02/23/06

金貸し卑しいか?(地主金貸しの違いは?)

天然果実と法定果実の説明を、02/15/06「永小作権4(民法150)果実とは1?」のコラムで、少ししましたが、(後に条文を紹介して説明します。)法律学では、金利も地代も家賃も小作料も同じく、法定果実と呼ばれる同じ性質なのです。
金利も地代、家賃も、同く法定果実を生み出す行為なのに、お金を貸す行為になると、一転して「金貸し」として蔑まれ、お金の回収行為は、取立てと言って卑しまれるようになったのでは、価値観が一貫しません。
西洋からいきなり、「金貸しは卑しい」と言う変わった思想が持ち込まれたときと、日本の貨幣経済化が国民全般に浸透し始めた時期と一致したからではないでしょうか。
そして、明治以降庶民にまで貨幣経済化が浸透しますと、貧富の差・・優勝劣敗が明白になってきます。
地租改正によって窮乏農民が続出しましたが、(地租改正により租税が税金に変わった経過を、既に紹介しました。)士族の収入源も、家禄から金禄公債に変わった経過も、06/21/04「明治政府のリストラ3(金禄公債証書3)資本市場の発達と起業家の勃興」前後のコラムで紹介しましたが、兎も角国民は、武士も農民もいきなり貨幣経済に放り出されたのです。
かなりの者は、貨幣経済社会への不適合を起こしましたから、その日食うのに困った窮民は、さしあたり金貸しに頼るしかないのですから、消費者向け貸金業は、需要に応じて発達しました。
その辺は政府も知らん顔しておいて、(急激な貨幣経済化に対するケアー不足だったのです)困った人が借りるに任せておいて、社会問題化すると金貸しは怪しからんという風説を煽るやり方でした。
(生活保護とサラ金の関係も、06/04/02 「社会システムの大型化と細やかなサービス4」前後の連載で既に紹介しました。)
同じくものを貸すにしても、「金貸しの取立て行為は・・どうも・・・」と眉をひそめる人が多いのですが、地主が小作料を払えない人(その日の食うのにも困っている人が多いでしょう。)から小作地を取り上げるのと、あるいは、家賃も払えない困った人を、寒空の下に追い出す大家はアコギでなくて、金貸しが寒い外から震えながら、戸を叩いて集金するのと、どちらがアコギだと言えるのでしょうか?

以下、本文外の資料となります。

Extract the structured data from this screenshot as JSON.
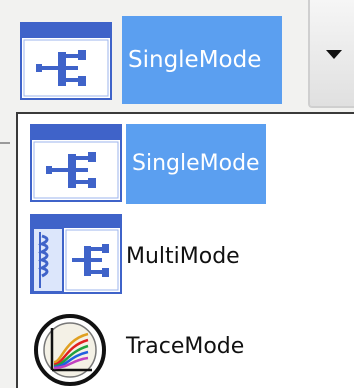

江戸時代には、貨幣経済化がかなり進行していたのですから、この時代にも金貸し行為が発達していたはずですが、明治の価値観で江戸時代の物語が作られますので、現在では江戸時代の貸し借りとしては長屋の大家さんばかりが出てくる始末です。
例えば、近松の「冥土の飛脚」など読んでも、お金に絡んだ事件が主な筋ですし、江戸の歌舞伎でも、助六その他花街を舞台にしたものでは、身請けするお金を中心にした事件ばかりです。

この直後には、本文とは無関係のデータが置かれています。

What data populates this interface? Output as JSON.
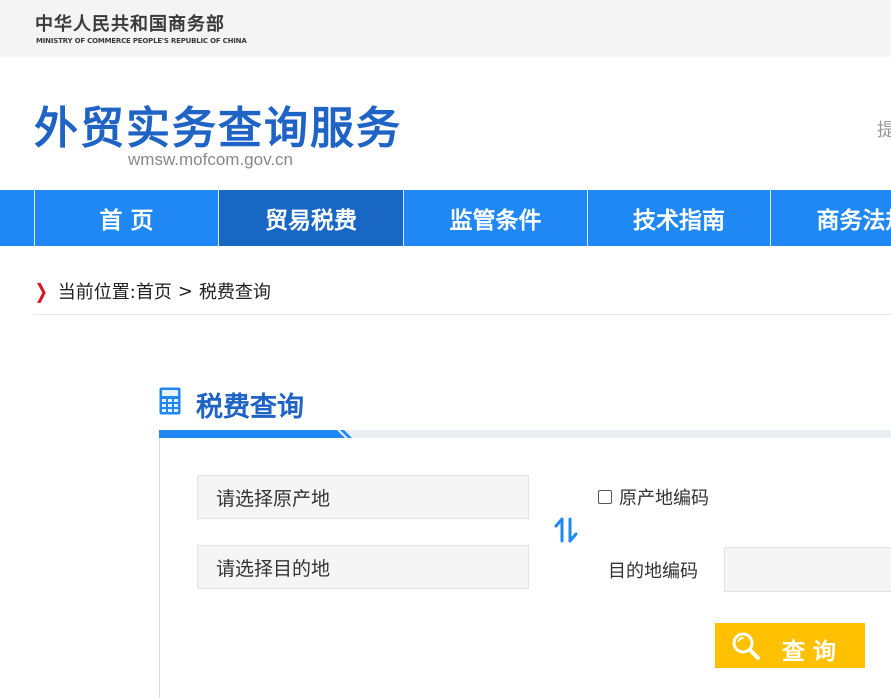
{
  "ministry": {
    "name_cn": "中华人民共和国商务部",
    "name_en": "MINISTRY OF COMMERCE PEOPLE'S REPUBLIC OF CHINA"
  },
  "site": {
    "title": "外贸实务查询服务",
    "url": "wmsw.mofcom.gov.cn",
    "header_right_text": "提"
  },
  "nav": {
    "items": [
      {
        "label": "首 页"
      },
      {
        "label": "贸易税费"
      },
      {
        "label": "监管条件"
      },
      {
        "label": "技术指南"
      },
      {
        "label": "商务法规"
      }
    ],
    "active_index": 1
  },
  "breadcrumb": {
    "prefix": "当前位置:",
    "home": "首页",
    "separator": ">",
    "current": "税费查询"
  },
  "section": {
    "title": "税费查询",
    "icon": "calculator-icon"
  },
  "form": {
    "origin_placeholder": "请选择原产地",
    "destination_placeholder": "请选择目的地",
    "origin_code_checkbox_label": "原产地编码",
    "origin_code_checked": false,
    "destination_code_label": "目的地编码",
    "destination_code_value": "",
    "swap_icon": "swap-arrows-icon",
    "search_button_label": "查询",
    "search_icon": "magnifier-icon"
  },
  "colors": {
    "brand_blue": "#1f64c4",
    "nav_blue": "#1f88f5",
    "nav_active": "#1867c5",
    "search_yellow": "#ffc000",
    "breadcrumb_arrow": "#d9151d"
  }
}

これだけ命懸けでお金の世界が語られているのに、このお金を用立てる職業が1人も出て来ないのは、奇異なことでしょう。
ましてわが国では、古来からものを貸して利子を取るのは、神様が率先して行って来た社会なのですから、お金の貸し借りがなかったとは考えられないのです。
需要があって、タブーもない社会であれば、それを業にするものが、出てくるのは当然でしょう。